Ważna będzie w tym przypadku współpraca z samorządami i zlecanie usług. Jakie ma Pani obserwacje dotyczące takiej współpracy?

– Nadal jest trudna. Od wielu lat próbujemy przekonywać samorządy lokalne, że współpraca ze spółdzielniami socjalnymi, ale też innymi podmiotami ekonomii społecznej, przynosi realne korzyści. Regionalne Ośrodki Polityki Społecznej czy Ośrodki Wsparcia Ekonomii Społecznej szkolą samorządy i doradzają jak współpracować. Powoli  samorządy zaczynają dostrzegać problemy społeczne związane ze starzejącym się społeczeństwem, niedostateczną dostępnością  usług opiekuńczych czy wsparcia wytchnieniowego. Wciąż jednak wolą  kupować usługi w oparciu o prawo zamówień publicznych, według przetartych schematów, a więc bez klauzul społecznych. Jest bardzo dużo do zrobienia w tym obszarze. Duże nadzieje wiążemy z nowym instrumentem, który ma być wdrożony w ramach Programu Fundusze Europejskie dla Rozwoju Społecznego, czyli tzw. premią społeczną Mechanizm zakupów interwencyjnych wprowadzony w czasie pandemii sprawił, że przedsiębiorstwa społeczne, które w nim uczestniczyły, oferując swoje usługi i produkty mieszkańcom i lokalnym podmiotom, mocno zafunkcjonowały w świadomości obywateli. Bazując na tych doświadczeniach, w nowej perspektywie finansowej przewidziano inny mechanizm, taką „marchewkę” dla samorządów w postaci premii społecznej. Ma on polegać na tym, że samorządy decydujące się zlecić usługi społeczne podmiotom ekonomii społecznej, będą mogły odzyskać część środków przeznaczonych na te usługi w formie refundacji. Na razie jeszcze nie ma szczegółów, będą dopracowywane w ciągu najbliższego roku. Liczymy, że zachęta finansowa rozrusza rynek dla spółdzielni socjalnych i innych przedsiębiorstw społecznych. Przeznaczono na ten cel ok. 300 milionów złotych.

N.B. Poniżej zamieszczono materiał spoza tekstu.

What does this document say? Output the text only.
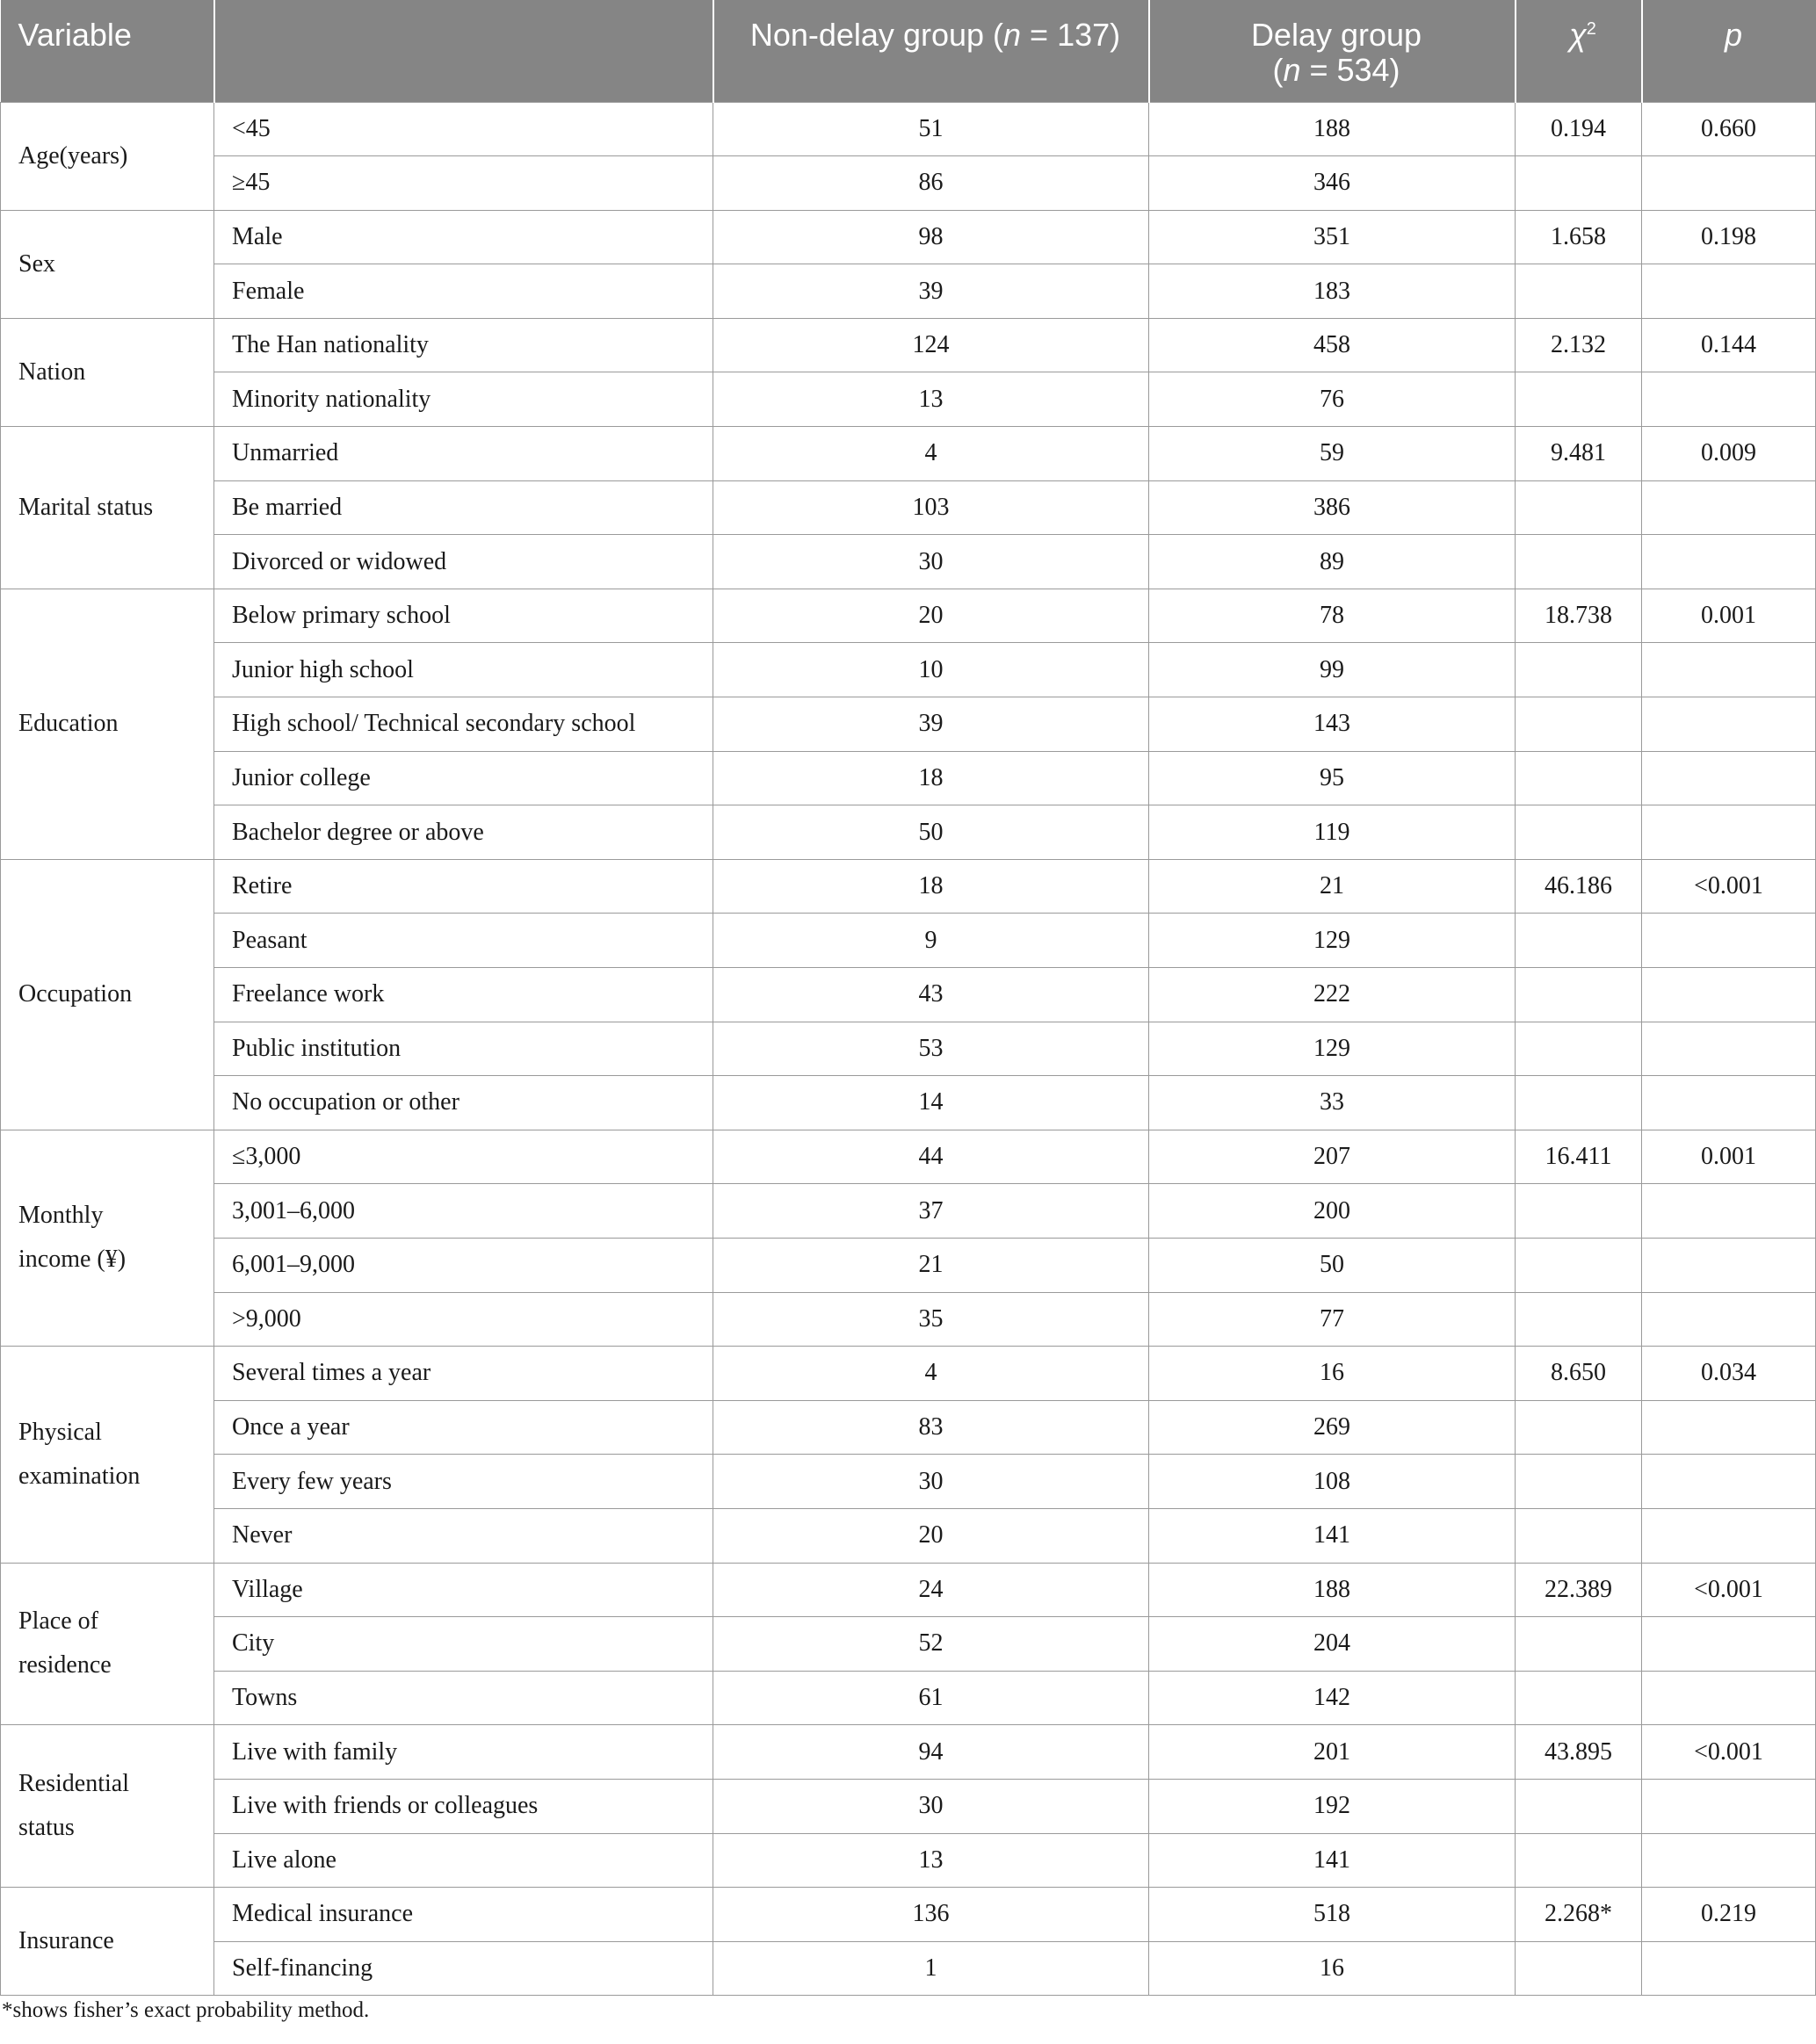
Variable		Non-delay group (n = 137)	Delay group
(n = 534)	$\chi^2$	p
Age(years)	<45	51	188	0.194	0.660
	≥45	86	346		
Sex	Male	98	351	1.658	0.198
	Female	39	183		
Nation	The Han nationality	124	458	2.132	0.144
	Minority nationality	13	76		
Marital status	Unmarried	4	59	9.481	0.009
	Be married	103	386		
	Divorced or widowed	30	89		
Education	Below primary school	20	78	18.738	0.001
	Junior high school	10	99		
	High school/ Technical secondary school	39	143		
	Junior college	18	95		
	Bachelor degree or above	50	119		
Occupation	Retire	18	21	46.186	<0.001
	Peasant	9	129		
	Freelance work	43	222		
	Public institution	53	129		
	No occupation or other	14	33		
Monthly income (¥)	≤3,000	44	207	16.411	0.001
	3,001–6,000	37	200		
	6,001–9,000	21	50		
	>9,000	35	77		
Physical examination	Several times a year	4	16	8.650	0.034
	Once a year	83	269		
	Every few years	30	108		
	Never	20	141		
Place of residence	Village	24	188	22.389	<0.001
	City	52	204		
	Towns	61	142		
Residential status	Live with family	94	201	43.895	<0.001
	Live with friends or colleagues	30	192		
	Live alone	13	141		
Insurance	Medical insurance	136	518	2.268*	0.219
	Self-financing	1	16		
*shows fisher’s exact probability method.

Czego nauczyła Panią praca w tej dziedzinie?

– Na pewno uczę się wytrwałości, co dla mnie jest dość trudne, bo jestem osobą niecierpliwą. Polityka społeczna jest niedoinwestowana i  kwestie związane z ekonomią społeczną nie zawsze trafiają na podatny grunt, więc trzeba czekać, aż coś z tego zasianego ziarna wykiełkuje. Naprawdę trzeba być cierpliwym i wytrwałym.

Co Pani robi, gdy nie namawia samorządów do współpracy w ramach ekonomii społecznej?

– W wolnym czasie bardzo lubię spacerować po Warszawie i odkrywać tajemnice mojego miasta. Tutaj właściwie każde miejsce ma swoją ciekawą historię. Interesuje mnie zwłaszcza okres międzywojenny.